La sole meunière



Dans une vie, il y a des traversées qu’on redoute d’entreprendre. Non parce qu’elles sont longues ou dangereuses, mais parce que celui avec qui on devait les faire n’est plus là.


Du moins, pas dans ce monde.


Le Passage du Gois réapparaissait ce matin-là, sous la lumière pâle d’une marée basse. La chaussée luisait, couverte d’algues et de reflets, comme une route oubliée menant vers l’île. Il se souvenait parfaitement de la première fois où ils avaient foulé ce chemin. Deux gamins dans des corps d’adultes, excités comme des enfants, riant de se retrouver « au milieu de la mer à pied sec ».


C’est ce jour-là qu’ils s’étaient promis de revenir, quand la vie les aurait fatigués, ou quand ils auraient besoin de silence.

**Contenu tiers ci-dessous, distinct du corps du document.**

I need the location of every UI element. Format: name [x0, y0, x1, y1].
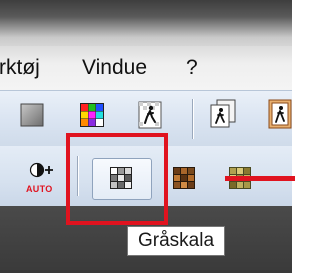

Ils n’étaient pas frères de naissance, mais leur lien avait toujours eu cette force, cette fidélité sans condition. Une amitié brute, profonde, indestructible.


Un souvenir particulier remontait souvent. Un de ces moments minuscules, mais qui collent à la mémoire avec la tendresse d’un sourire ancien.


Ce jour-là, au retour de la traversée, ils s’étaient arrêtés dans une guinguette près du rivage. Le menu proposait « sole meunière », et il s’en souvenait parce qu’il n’en avait jamais mangé. L’autre avait levé un sourcil, faussement outré, et s’était lancé dans une démonstration magistrale : comment retirer l’arête centrale, comment détacher les filets avec délicatesse, comment ne pas gâcher « ce trésor de plat que la mer offre quand elle est d’humeur généreuse ».


— Regarde, tu fais glisser la lame ici. Là. Pas besoin de forcer. C’est comme écrire un poème.


Et lui, rieur, maladroit, avait raté sa sole, l’éparpillant en lambeaux sur l’assiette.


— Tu vois, toi, t’écris plutôt de la prose nerveuse.


Ils avaient ri si fort que le serveur avait dû leur demander de baisser d’un ton. Mais ce soir-là, c’était devenu un rite. Chaque fois qu’ils partageaient un repas de mer, il y avait une sole. Et le même regard complice.


Le souvenir revenait, intact, alors qu’il avançait à pas lents sur le Gois.


Aujourd’hui, il faisait le trajet seul. Mais pas vraiment. Il le sentait marcher à côté de lui. Comme une respiration parallèle. Comme une ombre bienveillante.


Il s’arrêta à mi-parcours. Là où la mer ne touche encore ni l’île ni le continent. Là où tout semble suspendu.


Il sortit le vieux carnet. Celui que l’ami avait toujours gardé dans sa poche, griffonné d’idées, de pensées drôles ou profondes. Il tourna les pages lentement. En silence. Jusqu’à en trouver une, au milieu d’un paragraphe inachevé :


« Un jour, tu reviendras ici. Peut-être seul. Mais si tu penses à moi, je marcherai avec toi. Et si tu trouves une sole bien cuite, n’oublie pas que ça se mange en poète. »


Il sourit. Le cœur serré mais chaud.

La mer montait, lentement. Il savait qu’il devait faire demi-tour.


Mais il ne ressentait plus le poids de l’absence.

Parce que l’amitié, la vraie, ne meurt pas. Elle se transforme. Elle devient présence dans l’invisible, vibration dans le souvenir, chaleur au creux du manque.


Et chaque fois qu’il pensait à lui , comme maintenant, au milieu du Gois, entre deux mondes , l’ami était là. Vraiment là.


Il fit demi-tour, les pieds mouillés, le carnet contre le cœur.

Et dans sa tête, une voix familière murmurait :


— Tu vois, t’as enfin appris à manger une sole comme il faut.